Midtown in Sunlight

I step out the door, down 20 floors, at 520 8th Avenue, midtown, or left of midtown, over at the Hudson side from which you can see New Jersey, the roof of a Russian Orthodox church among trees glinting gold, and some smokestacks, I want a coffee downstairs and realise I have no money, so after checking Duane Reade store locators online (the beer-selling pharmacy that also has Chase ATMs in them) and Chase Bank locators, Chase, the bane of my life, I walk two long avenue blocks to 6th avenue to take out money. In the pharmacy, the expensively bewigged Jewish lady ahead of me starts saying something Yiddish, perhaps, turns and sees me, realises her friend has gone. Before she goes, I say, "have you finished?" She says she has, and I attempt to input data, but she hasn't finished. After a long second, with her tantalising menu in front of me, I press cancel. Outside, I segue out of habitual midtown distaste, and my eyes begin to process. Suddenly I'm able to move with the crowds, now, and anticipate. I'm only seeing, not complaining. An Asian bicycle courier ollies off the pavement going the wrong way, into the space into which a white van is backing. Am I the only one to see it? They have an ether inbuilt agreement: the bike moves through the gap while the van continues backing. No overlap, a gap, and the bike goes through. It's an unmediated second of speed and elegance. A New York second.

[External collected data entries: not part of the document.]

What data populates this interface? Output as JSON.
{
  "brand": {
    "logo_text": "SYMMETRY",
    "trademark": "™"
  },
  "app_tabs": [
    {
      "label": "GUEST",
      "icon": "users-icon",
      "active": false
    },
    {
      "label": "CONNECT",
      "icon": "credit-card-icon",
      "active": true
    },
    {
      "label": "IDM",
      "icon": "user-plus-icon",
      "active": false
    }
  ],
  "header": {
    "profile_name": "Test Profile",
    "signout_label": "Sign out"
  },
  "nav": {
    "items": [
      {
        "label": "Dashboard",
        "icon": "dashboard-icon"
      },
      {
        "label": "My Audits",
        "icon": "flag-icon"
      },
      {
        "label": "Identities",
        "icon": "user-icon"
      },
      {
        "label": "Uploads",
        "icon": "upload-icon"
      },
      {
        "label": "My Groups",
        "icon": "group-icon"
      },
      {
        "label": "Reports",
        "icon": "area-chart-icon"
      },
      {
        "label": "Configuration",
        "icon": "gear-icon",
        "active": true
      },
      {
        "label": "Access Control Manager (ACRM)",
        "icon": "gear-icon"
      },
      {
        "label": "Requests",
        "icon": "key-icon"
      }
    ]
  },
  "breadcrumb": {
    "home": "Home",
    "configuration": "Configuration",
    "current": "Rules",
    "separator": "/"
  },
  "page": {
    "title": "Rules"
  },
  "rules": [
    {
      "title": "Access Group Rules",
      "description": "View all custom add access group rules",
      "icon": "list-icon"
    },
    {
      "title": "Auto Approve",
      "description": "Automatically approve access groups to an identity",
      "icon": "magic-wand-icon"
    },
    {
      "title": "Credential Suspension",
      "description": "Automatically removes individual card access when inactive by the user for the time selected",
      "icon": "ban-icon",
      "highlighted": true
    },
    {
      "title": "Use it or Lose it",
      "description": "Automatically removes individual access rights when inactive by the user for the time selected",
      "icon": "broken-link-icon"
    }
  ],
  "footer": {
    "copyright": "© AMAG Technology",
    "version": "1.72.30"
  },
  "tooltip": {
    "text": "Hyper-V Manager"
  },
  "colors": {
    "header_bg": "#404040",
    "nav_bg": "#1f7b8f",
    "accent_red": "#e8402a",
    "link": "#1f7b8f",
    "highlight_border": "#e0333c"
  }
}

A woman with a twisted leg is being helped onto a school bus. The Penn station crowd with suitcases, and the black construction guys in hoodies and layers. The garment district, seen better days, still gritty and grimy, with brown skyscrapers marching west and east, creating sky corridors, high up on a 50th floor balcony, Pharaonic eagles and such: for a sky god to view. At a more human level, weird 2nd floor walk-up neon signs for psychics, how can they pay their rent here?, guys hustling selling out-of-state cigarettes, a guy with wrap-around shades laughing, showing gold interior teeth. Signs up in Spanish, "Venta al por Mayor", wholesale only.

Asian girls in sunglasses pass in style and perfection, the ones for whom the whole male population apparently has a fetish (odd, I hadn't heard about that until recently, but Asian women, apparently, keep their radars high and tweaked for the freaks who want to date them only because of their ethnicity and looks); as they pass, sunglassed against the male gaze, hiding against male power but proclaiming their own power to the street, a man asks querously to the ground, "can somebody help me?" He has a touch of the Great Depression about him: a 60 year old white man, thin, with visible veins on his hands, rubbing absently at his long greasy balding black hair. He asks as he walks across the pavement, and a rabble of crowds moves around him like aspects of the same tide closing over a rock, remorselessly.

I begin to understand New York's existence on a myriad of levels, not only the fact that right now, someone is closing a massive deal, or right now someone is being laid off, that someone is enjoying fruits of unimaginable personal power, or someone is being crushed in the dailiness of an oppressive life, but that its layers exist on a multiplicity of perceptual levels. As anywhere. But here it's magnified.

In the Pax Coffeeshop downstairs, the day's rush has petered off, and the mainly Latino workforce are slowly down. I take a 20 out of the 80 I took out of the machine, and give it to the girl. She smiles, as she does every day. "With milk?" I put the change back in my pocket, add it to the almost 80, probably more than she makes in a day, getting up at a Queens 5 a.m. morning to be here, probably.